Die Große Koalition plant in der ersten Stufe der Pflegereform eine Anhebung der Pflegesätze um bis zu vier Prozent und damit eine Anhebung sämtlicher Leistungen für Pflegebedürftige. Zwei Drittel von ihnen werden zu Hause betreut. Ziel ist es, ihre Lebensqualität zu verbessern und Angehörige zu entlasten.
Bundesgesundheitsminister Hermann Gröhe (CDU) erklärte im Deutschlandfunk: "Das Wichtige gerade für Familien ist, dass die Leistungen besser der jeweiligen Situation in der Familie des Pflegebedürftigen und seiner Angehörigen angepasst werden können." Verschiedene Maßnahmen der Kurzzeit, der Tages- und Nachtpflege sollen besser miteinander kombiniert werden können. Auch die Zahl der Betreuungskräfte in Pflegeheimen soll erhöht werden.
Kritik von der Opposition
Zum Auftakt der Debatte im Bundestag, der heute in erster Lesung über das Gesetz beraten hat, sagte Gröhe: "Es kommt darauf an, dass wir 20 Jahre nach Einführung der Pflegeversicherung einen entscheidenden, einen guten Schritt nach vorne gehen."
Linke und Grüne ließen dagegen kein gutes Haar an den Plänen: Gute Pflege bleibe abhängig vom Geldbeutel, sagte die Linken-Politikerin Pia Zimmermann. Die Leistungsanpassung um vier Prozent gleiche nicht einmal die Preisentwicklung der vergangenen Jahre aus. Die Pflegeexpertin der Grünen, Elisabeth Scharfenberg, sagte, die Koalition habe keine Vision und bleibe hinter den Erwartungen der Pflegebedürftigen zurück. Das Gesetz werde nicht helfen, eine bessere Vereinbarkeit von Pflege, Familie und Beruf zu erreichen. "Auch der Fachkräftemangel in der Pflege wird damit nicht gelöst", kritisierte sie. "Die wirklich brennenden Probleme packt dieses Gesetz nicht an."
Versicherungsbeiträge steigen
Um die im Gesetz festgeschriebene Ausweitung der Leistungen für Pflegebedürftige zu finanzieren, sollen die Beitragssätze zur Pflegeversicherung Anfang 2015 zunächst um 0,3 Prozentpunkte auf 2,35 Prozent des Bruttogehalts steigen. Das meiste Geld fließt direkt zurück zu den Pflegebedürftigen und ihren Angehörigen sowie in die Pflegeheime. Ein Teil soll jedoch eingefroren und in einem neuen Pflegevorsorgefonds gesammelt werden. Mehr als eine Milliarde Euro pro Jahr soll in diesen Fonds fließen, der mit Blick auf die geburtenstarken Jahrgänge gegründet wird, die ab etwa 2030 in das typische Pflegealter kommen. Damit sollen die Versichertenbeiträge auf stabilem Niveau gehalten werden.
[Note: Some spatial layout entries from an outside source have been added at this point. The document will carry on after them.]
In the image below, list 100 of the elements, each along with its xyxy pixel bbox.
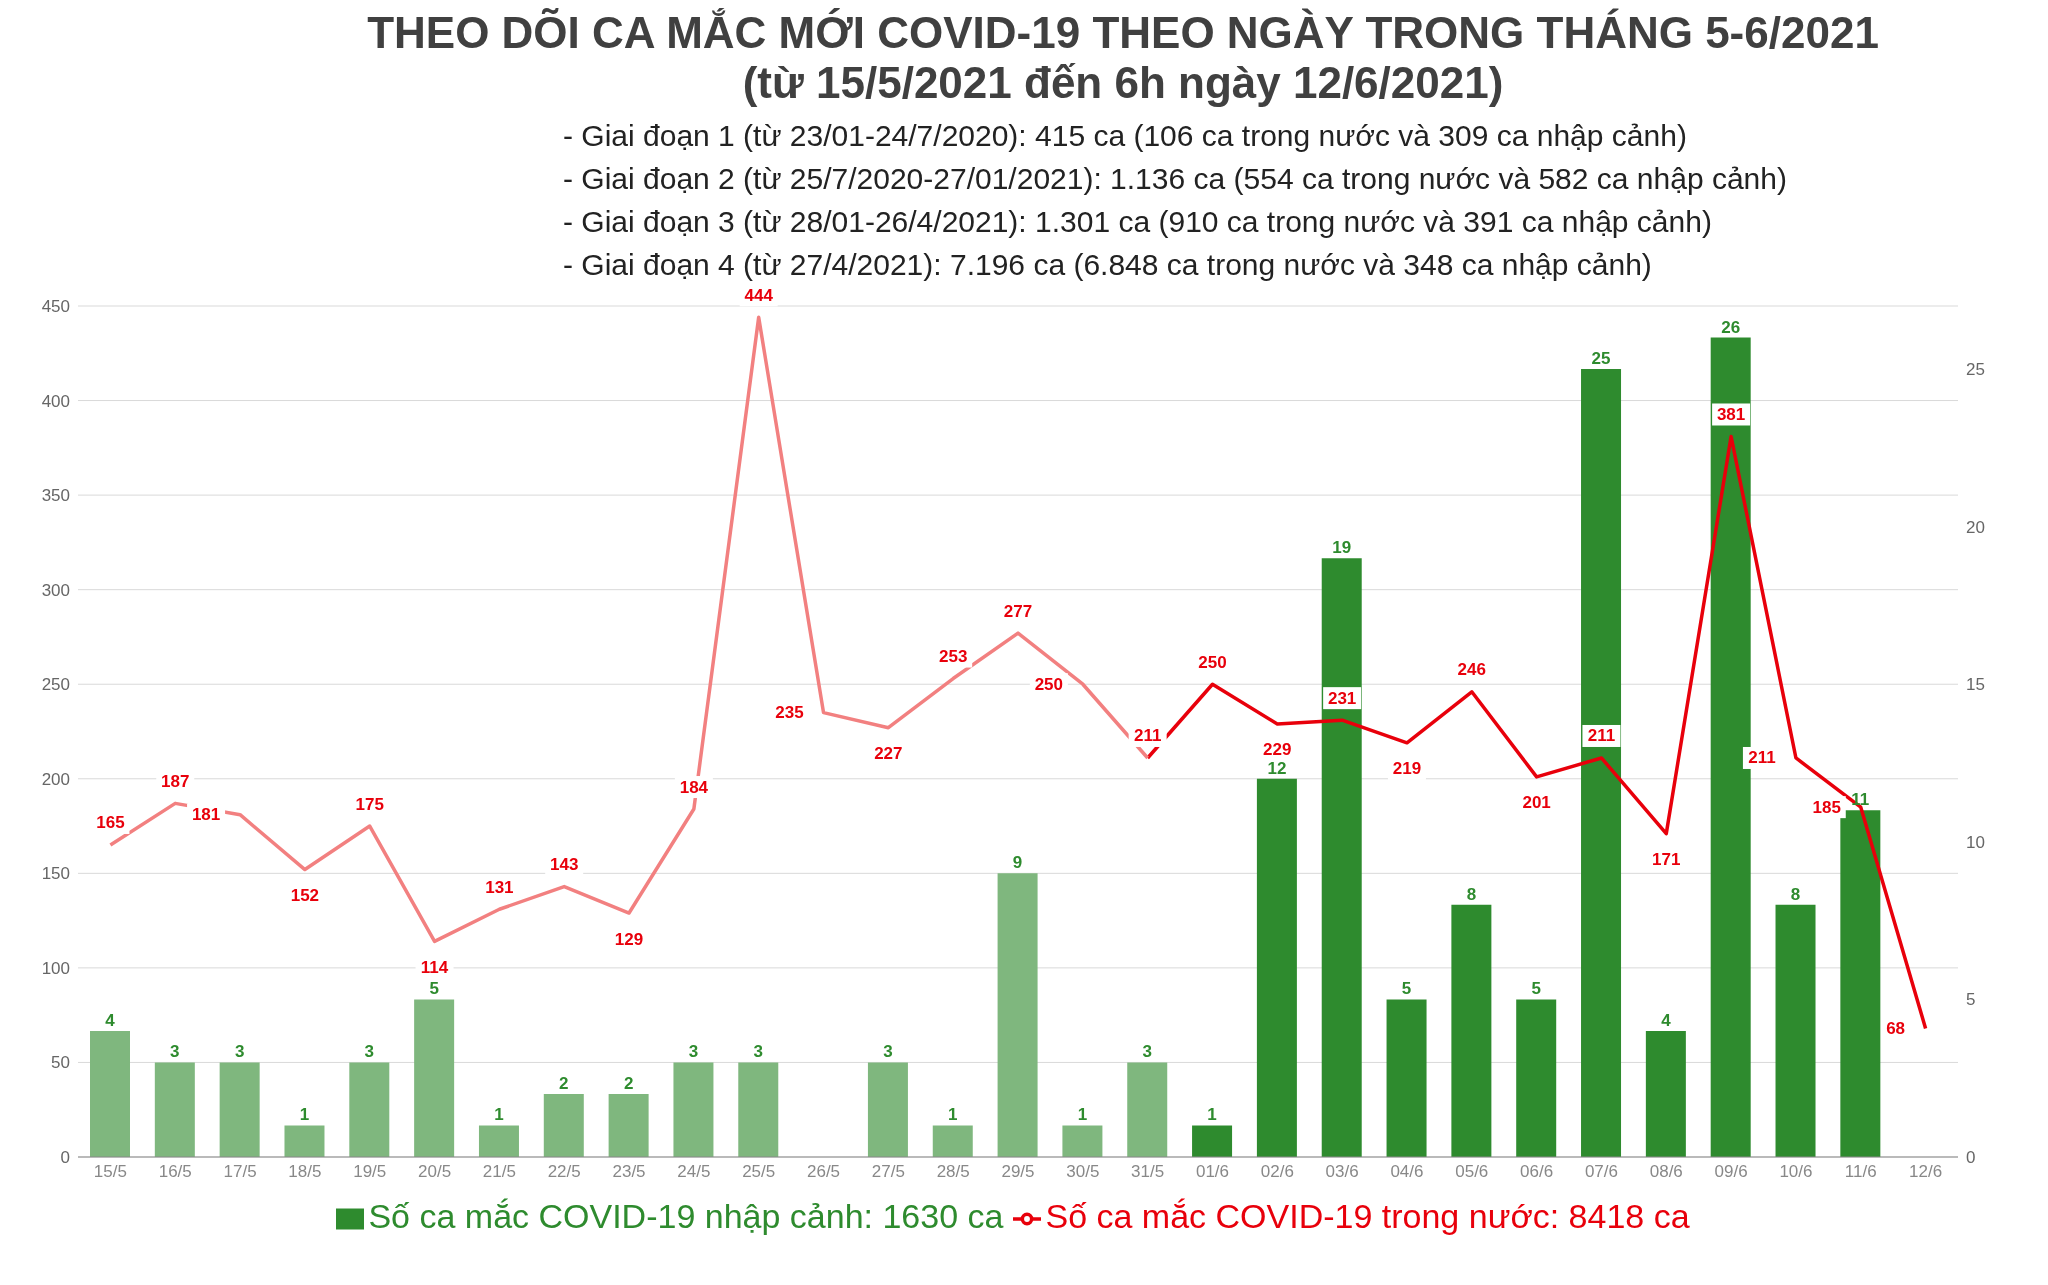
bar (608, 1093, 649, 1157)
x-tick-label: 24/5 (677, 1162, 711, 1182)
x-tick-label: 02/6 (1260, 1162, 1294, 1182)
x-tick-label: 18/5 (288, 1162, 322, 1182)
x-tick-label: 01/6 (1195, 1162, 1230, 1182)
bar (1775, 904, 1816, 1157)
data-label: 114 (420, 957, 449, 977)
x-tick-label: 11/6 (1844, 1162, 1877, 1182)
x-tick-label: 10/6 (1779, 1162, 1813, 1182)
bar (1581, 369, 1622, 1157)
data-label: 3 (688, 1042, 699, 1062)
x-tick-label: 15/5 (93, 1162, 127, 1182)
y-tick-label: 400 (41, 391, 70, 411)
data-label: 277 (1003, 601, 1033, 621)
x-tick-label: 17/5 (223, 1162, 257, 1182)
data-label: 3 (170, 1042, 180, 1062)
data-label: 219 (1392, 759, 1422, 779)
x-tick-label: 16/5 (158, 1162, 192, 1182)
data-label: 171 (1652, 850, 1681, 870)
x-tick-label: 26/5 (806, 1162, 841, 1182)
x-tick-label: 12/6 (1909, 1162, 1943, 1182)
x-tick-label: 06/6 (1520, 1162, 1554, 1182)
bar (1386, 999, 1427, 1157)
data-label: 25 (1591, 349, 1611, 369)
data-label: 250 (1034, 674, 1064, 694)
data-label: 131 (485, 877, 514, 897)
bar (1516, 999, 1557, 1157)
data-label: 11 (1851, 790, 1870, 810)
data-label: 211 (1133, 726, 1162, 746)
bar (90, 1030, 130, 1157)
bar (349, 1062, 390, 1157)
y-tick-label: 50 (51, 1053, 70, 1073)
data-label: 211 (1748, 748, 1776, 768)
data-label: 9 (1012, 853, 1023, 873)
y2-tick-label: 10 (1966, 832, 1985, 852)
y2-tick-label: 5 (1966, 990, 1976, 1010)
chart-title: THEO DÕI CA MẮC MỚI COVID-19 THEO NGÀY TRONG THÁNG 5-6/2021 (366, 8, 1880, 58)
data-label: 12 (1267, 758, 1287, 778)
data-label: 5 (1401, 979, 1412, 999)
bar (543, 1093, 584, 1157)
bar (867, 1062, 908, 1157)
y-tick-label: 0 (60, 1148, 70, 1168)
text: - Giai đoạn 4 (từ 27/4/2021): 7.196 ca (6.848 ca trong nước và 348 ca nhập cảnh) (563, 247, 1653, 283)
bar (738, 1062, 779, 1157)
data-label: 68 (1886, 1018, 1906, 1038)
y-tick-label: 300 (41, 580, 70, 600)
data-label: 1 (299, 1105, 310, 1125)
data-label: 1 (494, 1105, 504, 1125)
y-tick-label: 350 (41, 486, 70, 506)
data-label: 3 (234, 1042, 245, 1062)
x-tick-label: 30/5 (1066, 1162, 1100, 1182)
bar (673, 1062, 714, 1157)
data-label: 444 (744, 285, 774, 305)
bar (284, 1125, 325, 1157)
data-label: 2 (623, 1073, 634, 1093)
y-tick-label: 150 (41, 864, 70, 884)
y2-tick-label: 25 (1966, 360, 1985, 380)
data-label: 4 (105, 1010, 116, 1030)
x-tick-label: 07/6 (1584, 1162, 1618, 1182)
data-label: 231 (1327, 688, 1357, 708)
y-tick-label: 250 (41, 675, 70, 695)
x-tick-label: 31/5 (1131, 1162, 1165, 1182)
bar (414, 999, 455, 1157)
data-label: 1 (948, 1105, 958, 1125)
data-label: 250 (1198, 652, 1227, 672)
bar (478, 1125, 519, 1157)
data-label: 1 (1207, 1105, 1217, 1125)
x-tick-label: 09/6 (1714, 1162, 1748, 1182)
data-label: 184 (679, 777, 709, 797)
data-label: 2 (559, 1073, 569, 1093)
data-label: 5 (429, 979, 439, 999)
x-tick-label: 21/5 (482, 1162, 516, 1182)
bar (1840, 810, 1881, 1157)
text: - Giai đoạn 1 (từ 23/01-24/7/2020): 415 ca (106 ca trong nước và 309 ca nhập cảnh) (563, 118, 1688, 154)
x-tick-label: 22/5 (547, 1162, 581, 1182)
bar (1192, 1125, 1233, 1157)
chart-subtitle: (từ 15/5/2021 đến 6h ngày 12/6/2021) (741, 58, 1505, 108)
data-label: 3 (364, 1042, 375, 1062)
x-tick-label: 23/5 (612, 1162, 646, 1182)
data-label: 175 (355, 794, 384, 814)
x-tick-label: 28/5 (936, 1162, 970, 1182)
x-tick-label: 19/5 (353, 1162, 387, 1182)
data-label: 181 (191, 805, 221, 825)
data-label: 3 (753, 1042, 764, 1062)
data-label: 143 (550, 855, 579, 875)
data-label: 3 (883, 1042, 893, 1062)
data-label: 5 (1531, 979, 1541, 999)
data-label: 8 (1790, 884, 1801, 904)
data-label: 227 (874, 744, 903, 764)
data-label: 187 (161, 771, 190, 791)
x-tick-label: 03/6 (1325, 1162, 1359, 1182)
data-label: 165 (96, 813, 125, 833)
y2-tick-label: 20 (1966, 517, 1985, 537)
data-label: 229 (1263, 740, 1292, 760)
x-tick-label: 29/5 (1001, 1162, 1035, 1182)
legend-label: Số ca mắc COVID-19 trong nước: 8418 ca (1045, 1197, 1690, 1235)
x-tick-label: 08/6 (1649, 1162, 1683, 1182)
data-label: 1 (1077, 1105, 1088, 1125)
data-label: 201 (1522, 793, 1551, 813)
x-tick-label: 05/6 (1455, 1162, 1489, 1182)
Der Fonds ist umstritten: Die Opposition lehnt ihn ab, selbst SPD-Gesundheitsexpertin Hilde Mattheis ist nicht von der Idee überzeugt. "Eine andere Möglichkeit ist es, durch Gelder Vorsorge zu treffen, dass im Jahr 2030, 2033 Menschen da sind, die bereit sind, andere Menschen zu pflegen", sagte sie im Bundestag.
Verbesserungen für Demenzkranke erst später
In dem Gesetz noch nicht enthalten ist die schon lange diskutierte Einbeziehung von Demenzkranken in die Pflegeversicherung. Auch dafür gab es Kritik von den Grünen.
Bundesgesundheitsminister Gröhe kündigte eine schnelle Umsetzung der geplanten zweiten Stufe der Pflegereform an: Dann soll das neue Begutachtungssystem folgen, wodurch Menschen mit Demenz und psychischen Erkrankungen stärker von den Leistungen der Pflegeversicherung profitieren sollen. Hierfür muss der Pflegebedürftigkeitsbegriff geändert werden, der festlegt, wer welche Ansprüche geltend machen kann. Bisher fallen darunter hauptsächlich körperliche Gebrechen. Nach Schätzungen wird die Zahl der Demenzkranken jedoch von heute 1,4 Millionen Menschen bis zum Jahr 2030 auf 2,2, Millionen steigen.
Damit die zweite Reformstufe wie angekündigt 2017 in Kraft treten kann, müsste der Bundestag Anfang 2016 das entsprechendes Gesetz beschließen. Die Beiträge zur Pflegeversicherung sollen dann noch einmal um 0,2 Prozentpunkte steigen.